RANDY TRAVIS NEARLY DIED AFTER A STROKE

She stated that the first three years following the stroke were spent in rehabilitation and “wondering if we had another day on this sweet earth,” but Randy is now doing extremely well; he saw his cardiologist last week and was assured that everything looks fine. Now that his health has improved, they hope to undertake more charity work with the Randy Travis Foundation.





“We want people to understand strokes, stroke rehabilitation, and the fact that there is life after a stroke,” Mary told Fox News Digital. “We discovered that, of all the rehabs we went through, living was the finest. Simply get out there. Go back to what you were doing before. The world may wonder why you’re out here, but just go out there and, you know, dance like no one’s watching, sing like no one’s listening, and have fun. “It is truly the best therapy.”




Randy Travis honored for a great career despite health issues: ‘What country music is all about’

“And we want people to understand aphasia because aphasia, it’s a tough one… but one out of three stroke victims – I don’t call them victims. I call them survivors – but it’s one out of three. You’re affected by aphasia. It may be minor. It may be major. Randy’s happens to be major because of this side of the brain and the part of the brain that was affected. And it was a massive stroke because it was three days in detention.”




Randy Travis Foundation is also dedicated to ensuring that music instruction is available in schools, which Randy and Mary are passionate about due to Randy’s own school experience.
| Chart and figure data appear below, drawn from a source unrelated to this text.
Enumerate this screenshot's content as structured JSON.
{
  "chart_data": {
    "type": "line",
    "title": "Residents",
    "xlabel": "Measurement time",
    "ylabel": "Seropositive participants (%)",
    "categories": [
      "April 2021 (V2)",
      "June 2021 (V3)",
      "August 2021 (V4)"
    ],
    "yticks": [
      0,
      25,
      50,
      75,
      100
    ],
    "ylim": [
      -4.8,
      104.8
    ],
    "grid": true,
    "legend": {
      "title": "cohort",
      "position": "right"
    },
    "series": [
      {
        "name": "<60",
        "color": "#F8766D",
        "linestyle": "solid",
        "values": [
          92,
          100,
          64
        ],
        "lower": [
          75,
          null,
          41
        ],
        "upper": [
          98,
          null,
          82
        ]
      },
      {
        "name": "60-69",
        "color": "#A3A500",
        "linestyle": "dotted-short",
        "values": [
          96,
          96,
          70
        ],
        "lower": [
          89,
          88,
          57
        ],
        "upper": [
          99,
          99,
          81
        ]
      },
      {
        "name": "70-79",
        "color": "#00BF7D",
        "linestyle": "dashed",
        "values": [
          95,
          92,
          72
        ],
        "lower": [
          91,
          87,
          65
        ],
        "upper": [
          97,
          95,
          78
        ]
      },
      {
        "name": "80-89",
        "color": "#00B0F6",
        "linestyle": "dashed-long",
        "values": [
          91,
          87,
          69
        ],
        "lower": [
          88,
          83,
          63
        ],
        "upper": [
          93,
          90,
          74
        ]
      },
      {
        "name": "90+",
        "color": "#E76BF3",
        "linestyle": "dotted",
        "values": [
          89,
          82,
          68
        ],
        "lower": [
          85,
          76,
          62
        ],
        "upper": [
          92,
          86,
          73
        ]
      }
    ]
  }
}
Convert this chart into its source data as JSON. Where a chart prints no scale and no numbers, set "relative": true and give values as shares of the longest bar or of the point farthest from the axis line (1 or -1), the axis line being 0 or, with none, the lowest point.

“Randy may not have been good in English and history and all these other subjects, but dang, where would we be without his music?” she blurted out. “Where would we be without this music?” So we want to ensure that children who learn from that side of the brain have access to all of the opportunities available in academia.”
Randy agreed, saying that not exposing students to music in school “breaks my heart because I think, ‘What would we do without these artists who sing the music?'” I mean, they’re the rhythm of our lives, is this music?”